The remaining statistics describe the types of filters that were responsible for eliminating low quality SNV's from the pipeline. These are:

  • Coverage filtered - SNV's located in low depth of coverage regions

  • mpileup filtered - SNV's determined to be invalid by the mpileup/bcftools variant caller

  • Invalid filtered - SNV's determined to be invalid. This includes any SNV's filtered in high density or repeat regions.

Finally, we will look at the mappingQuality.txt file generated by the pipeline. This file provides information on how well the reads from each individual strain mapped to the reference genome.

Again, click on the view data icon view-data-icon for the mappingQuality.txt file.

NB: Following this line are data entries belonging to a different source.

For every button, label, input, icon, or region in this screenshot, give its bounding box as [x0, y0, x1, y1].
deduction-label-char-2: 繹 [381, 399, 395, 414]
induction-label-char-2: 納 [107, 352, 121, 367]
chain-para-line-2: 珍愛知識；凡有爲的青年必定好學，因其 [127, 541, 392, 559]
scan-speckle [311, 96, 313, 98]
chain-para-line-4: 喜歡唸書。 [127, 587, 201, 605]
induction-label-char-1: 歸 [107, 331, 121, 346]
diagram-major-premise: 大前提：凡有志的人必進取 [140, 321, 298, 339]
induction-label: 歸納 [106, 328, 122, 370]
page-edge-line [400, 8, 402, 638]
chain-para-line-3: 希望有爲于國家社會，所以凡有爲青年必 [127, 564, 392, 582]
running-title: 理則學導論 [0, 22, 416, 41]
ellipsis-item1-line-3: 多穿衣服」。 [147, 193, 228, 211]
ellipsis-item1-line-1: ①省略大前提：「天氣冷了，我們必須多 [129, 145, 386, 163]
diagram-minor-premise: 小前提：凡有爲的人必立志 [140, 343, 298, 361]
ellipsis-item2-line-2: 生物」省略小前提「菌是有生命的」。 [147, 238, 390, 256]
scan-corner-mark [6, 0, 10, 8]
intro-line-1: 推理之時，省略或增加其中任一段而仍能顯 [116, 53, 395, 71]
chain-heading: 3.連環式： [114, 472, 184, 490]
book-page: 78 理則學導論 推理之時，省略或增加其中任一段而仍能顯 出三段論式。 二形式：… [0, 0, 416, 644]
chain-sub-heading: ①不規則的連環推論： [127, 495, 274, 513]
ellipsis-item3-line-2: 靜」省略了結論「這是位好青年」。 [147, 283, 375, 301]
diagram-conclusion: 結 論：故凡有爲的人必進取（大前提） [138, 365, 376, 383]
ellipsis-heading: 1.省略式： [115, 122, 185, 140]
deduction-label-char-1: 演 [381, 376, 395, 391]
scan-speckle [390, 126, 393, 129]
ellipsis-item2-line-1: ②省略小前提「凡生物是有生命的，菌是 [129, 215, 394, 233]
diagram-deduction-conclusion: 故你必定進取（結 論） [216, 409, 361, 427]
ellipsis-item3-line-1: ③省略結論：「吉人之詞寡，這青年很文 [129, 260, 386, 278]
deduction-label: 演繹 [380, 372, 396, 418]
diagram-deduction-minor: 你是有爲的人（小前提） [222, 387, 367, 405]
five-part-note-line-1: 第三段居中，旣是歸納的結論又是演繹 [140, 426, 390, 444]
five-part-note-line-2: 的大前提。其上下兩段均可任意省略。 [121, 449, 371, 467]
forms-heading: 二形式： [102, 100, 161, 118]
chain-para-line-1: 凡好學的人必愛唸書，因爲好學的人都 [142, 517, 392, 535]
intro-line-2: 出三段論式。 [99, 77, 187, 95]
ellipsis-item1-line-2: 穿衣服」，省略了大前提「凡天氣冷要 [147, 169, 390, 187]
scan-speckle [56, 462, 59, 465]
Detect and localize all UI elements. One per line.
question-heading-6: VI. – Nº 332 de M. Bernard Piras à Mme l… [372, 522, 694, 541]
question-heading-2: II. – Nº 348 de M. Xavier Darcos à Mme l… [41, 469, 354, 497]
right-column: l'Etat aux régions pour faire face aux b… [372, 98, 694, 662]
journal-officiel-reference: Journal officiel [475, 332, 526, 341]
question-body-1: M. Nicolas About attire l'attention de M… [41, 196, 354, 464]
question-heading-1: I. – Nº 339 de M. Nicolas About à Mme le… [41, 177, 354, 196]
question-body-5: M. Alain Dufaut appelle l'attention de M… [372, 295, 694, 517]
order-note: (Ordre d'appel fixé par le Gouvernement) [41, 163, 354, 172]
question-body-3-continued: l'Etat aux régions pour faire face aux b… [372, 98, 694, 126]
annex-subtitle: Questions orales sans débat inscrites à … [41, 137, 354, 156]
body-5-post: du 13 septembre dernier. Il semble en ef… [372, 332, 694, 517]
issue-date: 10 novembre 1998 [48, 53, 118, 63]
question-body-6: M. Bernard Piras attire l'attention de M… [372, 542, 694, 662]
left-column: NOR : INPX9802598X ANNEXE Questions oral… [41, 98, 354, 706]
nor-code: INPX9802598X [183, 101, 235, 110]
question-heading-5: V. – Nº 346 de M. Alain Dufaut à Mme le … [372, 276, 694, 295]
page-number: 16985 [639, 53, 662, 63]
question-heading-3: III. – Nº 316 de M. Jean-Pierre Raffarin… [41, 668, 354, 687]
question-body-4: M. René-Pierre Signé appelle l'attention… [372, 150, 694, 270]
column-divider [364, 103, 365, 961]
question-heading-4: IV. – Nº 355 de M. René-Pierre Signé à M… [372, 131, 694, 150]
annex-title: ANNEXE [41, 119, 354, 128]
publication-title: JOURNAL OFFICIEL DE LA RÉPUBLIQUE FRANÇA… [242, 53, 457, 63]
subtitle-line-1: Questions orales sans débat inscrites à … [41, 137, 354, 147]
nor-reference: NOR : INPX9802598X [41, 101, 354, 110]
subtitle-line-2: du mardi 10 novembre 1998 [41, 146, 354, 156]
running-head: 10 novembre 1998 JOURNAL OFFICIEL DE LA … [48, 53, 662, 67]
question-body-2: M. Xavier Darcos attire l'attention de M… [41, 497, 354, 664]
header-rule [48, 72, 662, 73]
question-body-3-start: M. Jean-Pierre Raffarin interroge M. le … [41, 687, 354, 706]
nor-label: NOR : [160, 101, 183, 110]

In the viewing window, the output should look like:

ec-mapping-quality

Only isolates that fail the thresholds set for the mapping quality check are listed in the mappingQuality.txt output file.

For our run, in order to pass the mapping quality check, each strain would have to map to over 95% of the reference genome with a minimum depth of coverage of 15 at each position. We can see that three strains failed the mapping quality check, 2014C-3598, 2014C-3655, and 2014C-3907 which respectively mapped to 94.11%, 93.93%, and 94.88% of the reference genome with a minimum depth of coverage of 15 at each position. With these values (>90%), it is unlikely that these strains would affect the pipeline results in a serious way.

In situations where there are strains with very poor mapping quality (<80%), the pipeline output can be affected drastically. In these situations, large sections of the genome will be excluded from the core genome from which variants are called and many informative SNV's may be excluded from the final pipeline output. In these cases, it can be useful to exclude poorly mapping isolates and re-run the pipeline.

Furthermore, if a large proportion of the strains in a given run are mapping poorly to the reference, it may be useful to change the reference strain used.